# Governor spring installation help



## mparker326 (Apr 15, 2010)

Hello everyone.

I've got a briggs & stratton lawn mower Model 10A902
Type 018203.

I've got the parts diagram from B&S.

My governor spring broke a while back and I had it fixed by a shade tree mechanic who rigged it. His rigging has since come loose and I removed it. I've bought 3 parts that I think I need from left to right in picture:

691859 spring-governed idle
690254 spring-governor
690347 link-air vane










Where do they hook up?

See pic:










Thanks in advance,

Mark Parker
Knoxville, TN


----------



## geogrubb (Jul 28, 2006)

This should be what you need. Have a good one. Geo


----------



## mparker326 (Apr 15, 2010)

Excellent! Thank you very much!


----------



## Applez (May 24, 2010)

Hi
I struggled today trying to figure out if the Air Vane link is designed to be inserted without bending it?

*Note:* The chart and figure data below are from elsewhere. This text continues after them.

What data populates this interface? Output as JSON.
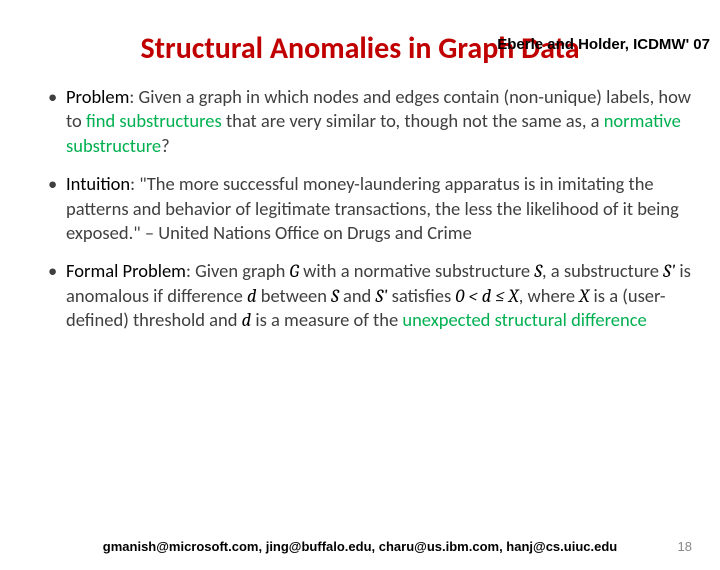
{
  "citation": "Eberle and Holder, ICDMW' 07",
  "title_text": "Structural Anomalies in Graph Data",
  "title_color": "#c00000",
  "bullets": {
    "b1": {
      "label": "Problem",
      "pre": ": Given a graph in which nodes and edges contain (non-unique) labels, how to ",
      "hl_a": "find substructures ",
      "mid": "that are very similar to, though not the same as, a ",
      "hl_b": "normative substructure",
      "post": "?"
    },
    "b2": {
      "label": "Intuition",
      "text": ": \"The more successful money-laundering apparatus is in imitating the patterns and behavior of legitimate transactions, the less the likelihood of it being exposed.\" – United Nations Office on Drugs and Crime"
    },
    "b3": {
      "label": "Formal Problem",
      "p1": ": Given graph ",
      "m1": "G",
      "p2": " with a normative substructure ",
      "m2": "S",
      "p3": ", a substructure ",
      "m3": "S'",
      "p4": " is anomalous if difference ",
      "m4": "d",
      "p5": " between ",
      "m5": "S",
      "p6": " and ",
      "m6": "S'",
      "p7": " satisfies ",
      "m7": "0 < d ≤ X",
      "p8": ", where ",
      "m8": "X",
      "p9": " is a (user-defined) threshold and ",
      "m9": "d",
      "p10": " is a measure of the ",
      "hl": "unexpected structural difference"
    }
  },
  "footer": "gmanish@microsoft.com, jing@buffalo.edu, charu@us.ibm.com, hanj@cs.uiuc.edu",
  "page": "18"
}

I couldn't figure how to do it (was removing carburetor), so I used a needle nose pliers to undo it on the governor side , and had a heck of a time getting it back in and bent the eye (where the springs are attached).
Thanks


----------



## geogrubb (Jul 28, 2006)

Applez said:


> Hi
> I struggled today trying to figure out if the Air Vane link is designed to be inserted without bending it? I couldn't figure how to do it (was removing carburetor), so I used a needle nose pliers to undo it on the governor side , and had a heck of a time getting it back in and bent the eye (where the springs are attached).
> Thanks


It is done as you re-install the carb so nothing gets bent. Have a good one. Geo


----------